Arctic sea ice decline
From 1979 to 2014, the area covered by Arctic sea ice in September declined from eight million to five million square kilometers over the course of just 35 years. Most scientists attribute the loss to climate change, also called global warming, largely caused by the release of greenhouses gases, such as fossil fuels, into the atmosphere as a result of human activities.
Greenland Treaty activated
Greenland formally withdrew from the European Communities following the activation of the 1984 Greenland Treaty and in the wake of the 1982 Greenlandic referendum against EC membership. The decision to withdraw was made after Greenland had achieved self-rule, in order to protect its fisheries and limit external influence.
Fall of the Berlin Wall
After Hungary and Czechoslovakia opened their borders to Austria, allowing tens of thousands of East Germans to escape to the West, the government of East Germany partially opened its border with West Germany. In the confusion over the new regulations, masses of East Germans gathered at the Berlin Wall, overwhelming the guards and demanding to cross to the West. At 10:45 pm on 9 November, the guards relented. The Wall was swamped by celebrating East and West Germans, then torn down over the ensuing days.
The German Democratic Republic (East Germany) acceded to the Federal Republic of Germany (until this point often called West Germany), forming a reunited Germany. The capital of the Federal Republic was moved from Bonn to Berlin, although its government and membership in international organizations remained unchanged.

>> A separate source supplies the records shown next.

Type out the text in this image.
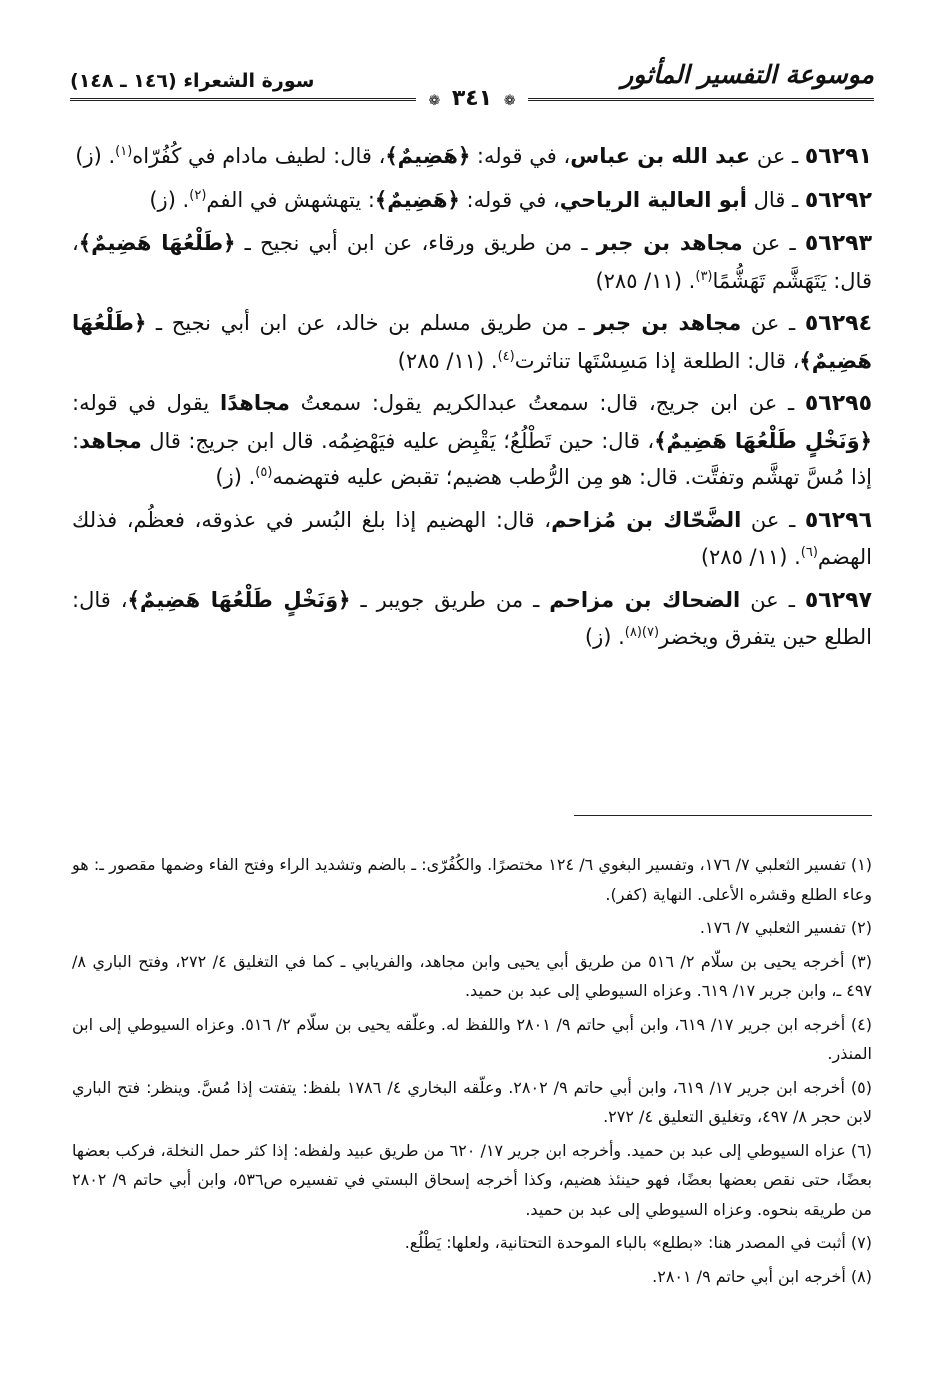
موسوعة التفسير المأثور
سورة الشعراء (١٤٦ ـ ١٤٨)
❁ ٣٤١ ❁

٥٦٢٩١ ـ عن عبد الله بن عباس، في قوله: ﴿هَضِيمٌ﴾، قال: لطيف مادام في كُفُرّاه$^{(١)}$. (ز)

٥٦٢٩٢ ـ قال أبو العالية الرياحي، في قوله: ﴿هَضِيمٌ﴾: يتهشهش في الفم$^{(٢)}$. (ز)

٥٦٢٩٣ ـ عن مجاهد بن جبر ـ من طريق ورقاء، عن ابن أبي نجيح ـ ﴿طَلْعُهَا هَضِيمٌ﴾، قال: يَتَهَشَّم تَهَشُّمًا$^{(٣)}$. (١١/ ٢٨٥)

٥٦٢٩٤ ـ عن مجاهد بن جبر ـ من طريق مسلم بن خالد، عن ابن أبي نجيح ـ ﴿طَلْعُهَا هَضِيمٌ﴾، قال: الطلعة إذا مَسِسْتَها تناثرت$^{(٤)}$. (١١/ ٢٨٥)

٥٦٢٩٥ ـ عن ابن جريج، قال: سمعتُ عبدالكريم يقول: سمعتُ مجاهدًا يقول في قوله: ﴿وَنَخْلٍ طَلْعُهَا هَضِيمٌ﴾، قال: حين تَطْلُعُ؛ يَقْبِض عليه فيَهْضِمُه. قال ابن جريج: قال مجاهد: إذا مُسَّ تهشَّم وتفتَّت. قال: هو مِن الرُّطب هضيم؛ تقبض عليه فتهضمه$^{(٥)}$. (ز)

٥٦٢٩٦ ـ عن الضَّحّاك بن مُزاحم، قال: الهضيم إذا بلغ البُسر في عذوقه، فعظُم، فذلك الهضم$^{(٦)}$. (١١/ ٢٨٥)

٥٦٢٩٧ ـ عن الضحاك بن مزاحم ـ من طريق جويبر ـ ﴿وَنَخْلٍ طَلْعُهَا هَضِيمٌ﴾، قال: الطلع حين يتفرق ويخضر$^{(٧)(٨)}$. (ز)

(١) تفسير الثعلبي ٧/ ١٧٦، وتفسير البغوي ٦/ ١٢٤ مختصرًا. والكُفُرّى: ـ بالضم وتشديد الراء وفتح الفاء وضمها مقصور ـ: هو وعاء الطلع وقشره الأعلى. النهاية (كفر).

(٢) تفسير الثعلبي ٧/ ١٧٦.

(٣) أخرجه يحيى بن سلّام ٢/ ٥١٦ من طريق أبي يحيى وابن مجاهد، والفريابي ـ كما في التغليق ٤/ ٢٧٢، وفتح الباري ٨/ ٤٩٧ ـ، وابن جرير ١٧/ ٦١٩. وعزاه السيوطي إلى عبد بن حميد.

(٤) أخرجه ابن جرير ١٧/ ٦١٩، وابن أبي حاتم ٩/ ٢٨٠١ واللفظ له. وعلّقه يحيى بن سلّام ٢/ ٥١٦. وعزاه السيوطي إلى ابن المنذر.

(٥) أخرجه ابن جرير ١٧/ ٦١٩، وابن أبي حاتم ٩/ ٢٨٠٢. وعلّقه البخاري ٤/ ١٧٨٦ بلفظ: يتفتت إذا مُسَّ. وينظر: فتح الباري لابن حجر ٨/ ٤٩٧، وتغليق التعليق ٤/ ٢٧٢.

(٦) عزاه السيوطي إلى عبد بن حميد. وأخرجه ابن جرير ١٧/ ٦٢٠ من طريق عبيد ولفظه: إذا كثر حمل النخلة، فركب بعضها بعضًا، حتى نقص بعضها بعضًا، فهو حينئذ هضيم، وكذا أخرجه إسحاق البستي في تفسيره ص٥٣٦، وابن أبي حاتم ٩/ ٢٨٠٢ من طريقه بنحوه. وعزاه السيوطي إلى عبد بن حميد.

(٧) أثبت في المصدر هنا: «بطلع» بالباء الموحدة التحتانية، ولعلها: يَطْلُع.

(٨) أخرجه ابن أبي حاتم ٩/ ٢٨٠١.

The historical East German states of Brandenburg, Mecklenburg-Vorpommern, Saxony, Saxony-Anhalt, and Thuringia were re-established as German states.
Dissolution of the Soviet Union
On the morning of 25 December 1991, in a nationally televised speech, Mikhail Gorbachev resigned as president of the Union of Soviet Socialist Republics, declaring the office extinct and ceding all its powers to Russian president Boris Yeltsin. At 7:32 pm that night, the Soviet flag was lowered for the last time in Moscow and the Russian tricolor raised in its place, symbolically marking the end to the Soviet Union and the independence of the eleven remaining Soviet republics.
Territory of Nunavut
Following a 1982 plebiscite and a 1992 land claims agreement, the Canadian Parliament passed the Nunavut Land Claims Agreement Act and the Nunavut Act on 9 July 1993, to better represent the largely Inuit population of the eastern Northwest Territories. In accordance with the act, the new territory of Nunavut was formed from the eastern portion of Northwest Territories on 1 April 1999.